9. Model Performance Optimization Guide for PyTorch

9.1. Introduction

This document provides multiple methods that can be implemented in order to achieve the best performance using the Habana® Gaudi® accelerator for training your PyTorch models.

9.2. Optimization in Models

9.2.1. Batch Size

A large batch size is, in general, beneficial for throughput. However, some limitations apply when using large batch size. For a list of limitation, see Batch Size.

9.2.2. PyTorch Mixed Precision

For details on how to run mixed precision training of Pytorch models on Gaudi, refer to PyTorch Mixed Precision Training on Gaudi.
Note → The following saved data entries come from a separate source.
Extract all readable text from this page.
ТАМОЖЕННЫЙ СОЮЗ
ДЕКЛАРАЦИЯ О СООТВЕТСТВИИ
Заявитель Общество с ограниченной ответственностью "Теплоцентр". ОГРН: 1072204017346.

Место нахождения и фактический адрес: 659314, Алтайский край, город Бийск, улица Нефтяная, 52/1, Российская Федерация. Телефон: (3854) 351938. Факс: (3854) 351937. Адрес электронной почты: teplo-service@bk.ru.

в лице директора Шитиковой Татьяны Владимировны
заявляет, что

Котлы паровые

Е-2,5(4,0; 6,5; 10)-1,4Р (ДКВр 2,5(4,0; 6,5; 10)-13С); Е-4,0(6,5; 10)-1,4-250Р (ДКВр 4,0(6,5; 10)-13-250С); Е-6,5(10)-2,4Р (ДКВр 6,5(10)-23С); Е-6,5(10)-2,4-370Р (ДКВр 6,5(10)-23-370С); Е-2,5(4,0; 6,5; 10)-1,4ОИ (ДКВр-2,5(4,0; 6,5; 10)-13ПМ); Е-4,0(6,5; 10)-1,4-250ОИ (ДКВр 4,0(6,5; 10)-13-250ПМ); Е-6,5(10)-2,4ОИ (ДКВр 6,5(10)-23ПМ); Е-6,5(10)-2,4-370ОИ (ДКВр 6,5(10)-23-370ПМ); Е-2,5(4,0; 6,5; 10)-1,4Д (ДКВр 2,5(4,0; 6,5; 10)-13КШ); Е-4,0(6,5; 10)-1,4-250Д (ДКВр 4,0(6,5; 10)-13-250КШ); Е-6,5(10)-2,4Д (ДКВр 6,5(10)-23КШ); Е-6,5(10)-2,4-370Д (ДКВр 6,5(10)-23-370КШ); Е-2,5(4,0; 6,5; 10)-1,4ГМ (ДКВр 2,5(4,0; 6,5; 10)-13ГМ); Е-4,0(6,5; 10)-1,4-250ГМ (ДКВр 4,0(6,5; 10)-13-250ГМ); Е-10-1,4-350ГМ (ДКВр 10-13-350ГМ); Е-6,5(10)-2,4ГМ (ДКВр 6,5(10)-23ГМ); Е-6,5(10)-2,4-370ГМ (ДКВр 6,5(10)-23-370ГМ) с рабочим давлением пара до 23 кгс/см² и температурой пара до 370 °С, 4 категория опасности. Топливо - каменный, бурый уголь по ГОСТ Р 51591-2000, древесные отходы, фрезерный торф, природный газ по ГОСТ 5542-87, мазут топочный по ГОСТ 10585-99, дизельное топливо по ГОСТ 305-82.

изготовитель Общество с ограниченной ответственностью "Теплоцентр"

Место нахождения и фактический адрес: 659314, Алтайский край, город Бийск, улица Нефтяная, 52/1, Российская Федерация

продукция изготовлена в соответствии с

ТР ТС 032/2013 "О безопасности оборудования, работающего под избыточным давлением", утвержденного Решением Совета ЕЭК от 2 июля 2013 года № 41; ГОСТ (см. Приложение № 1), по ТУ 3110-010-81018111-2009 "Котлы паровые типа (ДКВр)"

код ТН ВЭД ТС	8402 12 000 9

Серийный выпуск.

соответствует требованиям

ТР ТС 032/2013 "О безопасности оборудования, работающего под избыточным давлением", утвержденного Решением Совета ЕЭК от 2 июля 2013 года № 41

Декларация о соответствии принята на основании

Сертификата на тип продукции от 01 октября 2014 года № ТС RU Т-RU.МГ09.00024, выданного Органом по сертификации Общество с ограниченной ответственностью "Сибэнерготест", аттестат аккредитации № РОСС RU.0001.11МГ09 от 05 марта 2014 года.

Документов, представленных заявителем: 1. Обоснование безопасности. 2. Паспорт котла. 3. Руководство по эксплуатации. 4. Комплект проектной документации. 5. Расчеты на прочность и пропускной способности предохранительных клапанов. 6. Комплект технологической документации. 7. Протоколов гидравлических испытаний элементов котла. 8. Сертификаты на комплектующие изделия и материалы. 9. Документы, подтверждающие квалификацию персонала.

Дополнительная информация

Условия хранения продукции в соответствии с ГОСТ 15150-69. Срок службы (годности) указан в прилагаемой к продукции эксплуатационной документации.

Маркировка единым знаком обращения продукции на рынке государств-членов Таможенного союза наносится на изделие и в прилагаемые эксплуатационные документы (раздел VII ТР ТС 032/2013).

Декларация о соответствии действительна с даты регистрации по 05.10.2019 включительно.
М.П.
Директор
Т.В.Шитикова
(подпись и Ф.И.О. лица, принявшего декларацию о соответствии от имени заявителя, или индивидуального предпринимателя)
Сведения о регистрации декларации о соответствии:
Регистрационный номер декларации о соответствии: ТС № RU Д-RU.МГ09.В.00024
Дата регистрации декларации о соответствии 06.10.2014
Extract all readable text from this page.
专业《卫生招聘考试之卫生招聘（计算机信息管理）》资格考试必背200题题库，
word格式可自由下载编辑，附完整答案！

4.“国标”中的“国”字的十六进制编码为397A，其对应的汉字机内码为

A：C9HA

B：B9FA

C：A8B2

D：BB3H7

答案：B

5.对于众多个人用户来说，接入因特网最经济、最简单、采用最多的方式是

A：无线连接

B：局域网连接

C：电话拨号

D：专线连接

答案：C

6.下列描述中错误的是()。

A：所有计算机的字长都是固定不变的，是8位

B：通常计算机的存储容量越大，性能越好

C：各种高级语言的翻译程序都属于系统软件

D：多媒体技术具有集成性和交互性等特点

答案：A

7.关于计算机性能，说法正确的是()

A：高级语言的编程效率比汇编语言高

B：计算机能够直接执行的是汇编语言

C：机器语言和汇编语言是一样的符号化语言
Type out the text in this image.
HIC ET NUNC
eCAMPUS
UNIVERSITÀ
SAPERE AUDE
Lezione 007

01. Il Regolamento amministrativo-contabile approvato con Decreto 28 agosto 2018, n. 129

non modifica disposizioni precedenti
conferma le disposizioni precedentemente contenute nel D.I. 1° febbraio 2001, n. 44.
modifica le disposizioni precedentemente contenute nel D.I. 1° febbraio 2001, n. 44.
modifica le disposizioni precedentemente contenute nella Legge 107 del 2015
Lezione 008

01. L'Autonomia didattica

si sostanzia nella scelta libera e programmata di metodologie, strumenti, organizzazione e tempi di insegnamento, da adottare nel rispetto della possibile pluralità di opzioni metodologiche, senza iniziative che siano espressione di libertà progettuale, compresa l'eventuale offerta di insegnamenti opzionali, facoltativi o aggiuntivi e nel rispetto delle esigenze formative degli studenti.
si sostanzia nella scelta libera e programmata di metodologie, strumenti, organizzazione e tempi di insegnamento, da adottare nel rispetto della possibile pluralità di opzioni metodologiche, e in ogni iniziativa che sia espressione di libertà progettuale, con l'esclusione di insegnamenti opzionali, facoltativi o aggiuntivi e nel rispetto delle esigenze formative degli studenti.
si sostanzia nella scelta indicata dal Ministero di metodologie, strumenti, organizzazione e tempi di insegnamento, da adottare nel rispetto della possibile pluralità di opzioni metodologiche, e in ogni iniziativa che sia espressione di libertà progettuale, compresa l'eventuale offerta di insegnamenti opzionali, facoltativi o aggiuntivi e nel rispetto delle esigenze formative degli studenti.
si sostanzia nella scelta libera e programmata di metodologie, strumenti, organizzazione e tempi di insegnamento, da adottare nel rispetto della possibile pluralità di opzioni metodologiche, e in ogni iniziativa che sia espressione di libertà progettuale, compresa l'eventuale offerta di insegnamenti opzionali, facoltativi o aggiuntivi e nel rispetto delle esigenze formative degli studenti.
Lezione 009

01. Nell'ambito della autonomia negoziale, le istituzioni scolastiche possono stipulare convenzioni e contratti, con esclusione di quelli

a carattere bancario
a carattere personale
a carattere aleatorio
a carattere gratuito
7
9.2.3. Convolution Weight Ordering in PyTorch Habana Vision Topologies

Convolution operations are central to vision topologies like ResNet. Gaudi HW performs convolution operations with filter (weights) in filters last format - RSCK format where:

  • R = height of the filter

  • S = width of the filter

  • C = number of channels per filter

  • K = number of filters

The default PyTorch convolution weight ordering is ‘filters first’ (KCRS). Therefore a re-ordering/permutation of all the convolution weights from KCRS to RSCK format is required before convolution operations. Such a permutation of weights is done once at the beginning of training in the PyTorch Habana vision topologies. However, since due to this permutation the weights are in RSCK format during training, a conversion back to KCRS format is necessary when saving intermediate checkpoints or saving the final trained weights. This helps bring the weights back to the default PyTorch format (KCRS), say, for use across DL training platforms.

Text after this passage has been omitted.